(HealthDay News) — Hodgkin lymphoma (HL) survivors have an increased risk for advanced colorectal neoplasia, including advanced adenomas, advanced serrated lesions, and serrated polyposis syndrome, according to a study published in the March 15 issue of Cancer.
Lisanne S. Rigter, Ph.D., from the Netherlands Cancer Institute in Amsterdam, and colleagues conducted a multicenter cohort study to examine the diagnostic yield of advanced colorectal neoplasia detected by a first surveillance colonoscopy among HL survivors treated with abdominal radiotherapy and/or procarbazine. The results were compared to those for a Dutch general population cohort of 1,426 asymptomatic individuals aged 50 to 75 years who underwent a primary screening colonoscopy.
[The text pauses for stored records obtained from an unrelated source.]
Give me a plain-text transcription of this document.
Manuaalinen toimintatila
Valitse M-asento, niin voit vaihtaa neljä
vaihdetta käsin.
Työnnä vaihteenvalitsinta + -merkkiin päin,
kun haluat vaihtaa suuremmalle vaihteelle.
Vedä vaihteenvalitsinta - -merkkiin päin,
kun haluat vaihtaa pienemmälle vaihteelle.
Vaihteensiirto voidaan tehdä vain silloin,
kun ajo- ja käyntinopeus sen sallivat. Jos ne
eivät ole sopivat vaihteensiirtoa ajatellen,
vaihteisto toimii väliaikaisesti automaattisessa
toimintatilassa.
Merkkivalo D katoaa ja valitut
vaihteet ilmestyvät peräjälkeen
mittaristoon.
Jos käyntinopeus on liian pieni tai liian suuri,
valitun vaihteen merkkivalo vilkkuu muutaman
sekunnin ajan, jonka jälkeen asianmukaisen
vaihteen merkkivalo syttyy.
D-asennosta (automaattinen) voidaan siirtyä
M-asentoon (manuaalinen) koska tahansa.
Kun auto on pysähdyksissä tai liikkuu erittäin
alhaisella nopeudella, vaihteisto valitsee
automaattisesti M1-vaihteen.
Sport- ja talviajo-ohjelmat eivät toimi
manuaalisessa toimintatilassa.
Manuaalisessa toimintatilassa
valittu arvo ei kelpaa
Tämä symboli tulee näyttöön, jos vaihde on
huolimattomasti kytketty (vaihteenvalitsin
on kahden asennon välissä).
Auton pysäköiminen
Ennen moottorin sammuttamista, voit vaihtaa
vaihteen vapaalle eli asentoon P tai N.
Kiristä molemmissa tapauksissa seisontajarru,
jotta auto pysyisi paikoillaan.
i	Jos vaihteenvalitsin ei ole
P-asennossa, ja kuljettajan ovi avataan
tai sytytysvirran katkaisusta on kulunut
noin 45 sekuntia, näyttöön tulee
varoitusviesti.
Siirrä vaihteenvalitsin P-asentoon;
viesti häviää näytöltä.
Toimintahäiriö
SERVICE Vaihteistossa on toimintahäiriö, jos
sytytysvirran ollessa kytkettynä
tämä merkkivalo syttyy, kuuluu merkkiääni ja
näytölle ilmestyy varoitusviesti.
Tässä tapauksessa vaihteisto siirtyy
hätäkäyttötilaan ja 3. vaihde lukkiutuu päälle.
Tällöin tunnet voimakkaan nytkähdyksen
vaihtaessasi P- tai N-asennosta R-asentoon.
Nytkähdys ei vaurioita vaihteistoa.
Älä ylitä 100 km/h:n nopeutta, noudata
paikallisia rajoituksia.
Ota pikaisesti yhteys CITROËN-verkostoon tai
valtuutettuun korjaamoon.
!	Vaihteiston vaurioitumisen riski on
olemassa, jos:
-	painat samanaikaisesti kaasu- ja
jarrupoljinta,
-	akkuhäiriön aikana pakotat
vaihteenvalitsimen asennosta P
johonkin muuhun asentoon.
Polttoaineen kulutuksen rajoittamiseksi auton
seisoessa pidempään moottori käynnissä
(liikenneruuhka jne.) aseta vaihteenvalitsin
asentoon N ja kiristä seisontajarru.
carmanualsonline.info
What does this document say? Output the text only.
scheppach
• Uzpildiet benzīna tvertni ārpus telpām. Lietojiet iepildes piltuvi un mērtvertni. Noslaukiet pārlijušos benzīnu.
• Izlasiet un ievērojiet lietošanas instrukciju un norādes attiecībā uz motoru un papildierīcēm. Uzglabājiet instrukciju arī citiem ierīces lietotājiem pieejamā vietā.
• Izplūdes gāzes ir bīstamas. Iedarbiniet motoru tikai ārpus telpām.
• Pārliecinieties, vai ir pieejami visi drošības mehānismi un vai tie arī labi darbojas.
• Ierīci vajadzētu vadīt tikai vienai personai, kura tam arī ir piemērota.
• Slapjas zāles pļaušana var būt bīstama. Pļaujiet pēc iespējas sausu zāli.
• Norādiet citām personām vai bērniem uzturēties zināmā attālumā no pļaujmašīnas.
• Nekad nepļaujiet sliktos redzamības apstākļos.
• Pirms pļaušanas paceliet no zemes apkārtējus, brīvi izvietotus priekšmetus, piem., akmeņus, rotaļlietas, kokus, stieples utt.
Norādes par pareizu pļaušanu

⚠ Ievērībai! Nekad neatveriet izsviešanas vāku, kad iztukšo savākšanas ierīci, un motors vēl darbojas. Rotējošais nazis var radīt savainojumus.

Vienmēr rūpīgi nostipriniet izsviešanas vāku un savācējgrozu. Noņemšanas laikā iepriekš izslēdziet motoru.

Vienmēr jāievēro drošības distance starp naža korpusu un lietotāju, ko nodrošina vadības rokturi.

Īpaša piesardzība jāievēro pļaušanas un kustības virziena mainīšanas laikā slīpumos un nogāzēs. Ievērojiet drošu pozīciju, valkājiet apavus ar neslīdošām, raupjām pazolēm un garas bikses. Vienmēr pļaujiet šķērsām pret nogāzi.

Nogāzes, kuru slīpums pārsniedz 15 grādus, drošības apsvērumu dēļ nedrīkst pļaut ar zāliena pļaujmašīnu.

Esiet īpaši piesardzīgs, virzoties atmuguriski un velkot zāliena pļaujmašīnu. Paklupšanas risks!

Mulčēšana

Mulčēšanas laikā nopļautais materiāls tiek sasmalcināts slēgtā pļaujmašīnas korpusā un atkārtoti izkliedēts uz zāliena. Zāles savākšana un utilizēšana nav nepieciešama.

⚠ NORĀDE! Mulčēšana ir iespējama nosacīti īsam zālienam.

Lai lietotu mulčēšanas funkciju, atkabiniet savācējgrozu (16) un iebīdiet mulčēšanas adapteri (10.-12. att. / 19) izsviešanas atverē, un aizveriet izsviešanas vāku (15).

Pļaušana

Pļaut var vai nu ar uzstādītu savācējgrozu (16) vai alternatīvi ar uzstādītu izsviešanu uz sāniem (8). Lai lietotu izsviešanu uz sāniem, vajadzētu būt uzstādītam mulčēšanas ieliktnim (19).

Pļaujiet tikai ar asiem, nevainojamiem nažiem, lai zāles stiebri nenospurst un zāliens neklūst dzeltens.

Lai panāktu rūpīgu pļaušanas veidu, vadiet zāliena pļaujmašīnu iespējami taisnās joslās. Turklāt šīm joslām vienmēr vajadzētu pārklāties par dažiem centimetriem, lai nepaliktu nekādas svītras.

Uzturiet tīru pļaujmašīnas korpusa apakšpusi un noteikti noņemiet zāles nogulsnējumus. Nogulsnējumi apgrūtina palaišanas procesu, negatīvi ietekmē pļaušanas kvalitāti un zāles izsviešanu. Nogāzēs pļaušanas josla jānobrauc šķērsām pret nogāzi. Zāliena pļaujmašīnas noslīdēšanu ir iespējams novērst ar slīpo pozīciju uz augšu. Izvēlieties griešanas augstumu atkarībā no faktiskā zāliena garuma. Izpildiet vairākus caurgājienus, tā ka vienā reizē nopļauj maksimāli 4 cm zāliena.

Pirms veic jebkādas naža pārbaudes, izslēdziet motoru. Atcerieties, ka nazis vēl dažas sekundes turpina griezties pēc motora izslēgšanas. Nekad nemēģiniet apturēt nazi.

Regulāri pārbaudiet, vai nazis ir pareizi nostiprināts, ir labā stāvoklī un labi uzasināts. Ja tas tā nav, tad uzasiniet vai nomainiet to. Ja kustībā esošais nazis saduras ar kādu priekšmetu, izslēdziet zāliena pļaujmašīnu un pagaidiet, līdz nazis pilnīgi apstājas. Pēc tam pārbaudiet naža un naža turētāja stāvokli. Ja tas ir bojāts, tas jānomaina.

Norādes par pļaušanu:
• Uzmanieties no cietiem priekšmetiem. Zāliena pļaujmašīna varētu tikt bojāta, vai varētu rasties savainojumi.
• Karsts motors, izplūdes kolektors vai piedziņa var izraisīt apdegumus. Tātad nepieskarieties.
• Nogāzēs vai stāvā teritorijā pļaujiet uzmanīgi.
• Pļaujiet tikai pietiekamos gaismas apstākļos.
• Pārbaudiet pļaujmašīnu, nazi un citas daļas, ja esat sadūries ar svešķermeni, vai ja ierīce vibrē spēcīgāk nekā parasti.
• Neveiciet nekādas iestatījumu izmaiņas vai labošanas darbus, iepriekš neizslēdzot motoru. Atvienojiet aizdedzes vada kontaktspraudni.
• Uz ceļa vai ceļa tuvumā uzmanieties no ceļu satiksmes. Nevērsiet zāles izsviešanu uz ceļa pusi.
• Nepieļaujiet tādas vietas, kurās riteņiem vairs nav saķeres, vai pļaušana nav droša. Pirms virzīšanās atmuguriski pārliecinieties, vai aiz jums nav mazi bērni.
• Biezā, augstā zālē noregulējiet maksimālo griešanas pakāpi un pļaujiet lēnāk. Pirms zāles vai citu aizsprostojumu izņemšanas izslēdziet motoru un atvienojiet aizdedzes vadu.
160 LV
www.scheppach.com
Colonoscopy was performed in 101 HL survivors, who were significantly younger than the general population controls (median, 51 versus 60 years). The researchers found that the prevalence of advanced neoplasia was higher in HL survivors than controls (25 versus 12 percent; P < 0.001). Advanced adenomas were detected in 14 and 9 percent of HL survivors and controls, respectively (P = 0.08). The prevalence of advanced serrated lesions was significantly higher in HL survivors versus controls (12 versus 4 percent; P < 0.001), while serrated polyposis syndrome occurred in 6 percent of survivors and no controls (P < 0.001).
“HL survivors who have been treated with abdominal radiotherapy and/or procarbazine have a high prevalence of advanced colorectal neoplasia and serrated polyposis syndrome,” the authors write. “In addition to the increased risk of CRC, the evidence provided by this interim analysis indicates that colonoscopy surveillance should be considered.”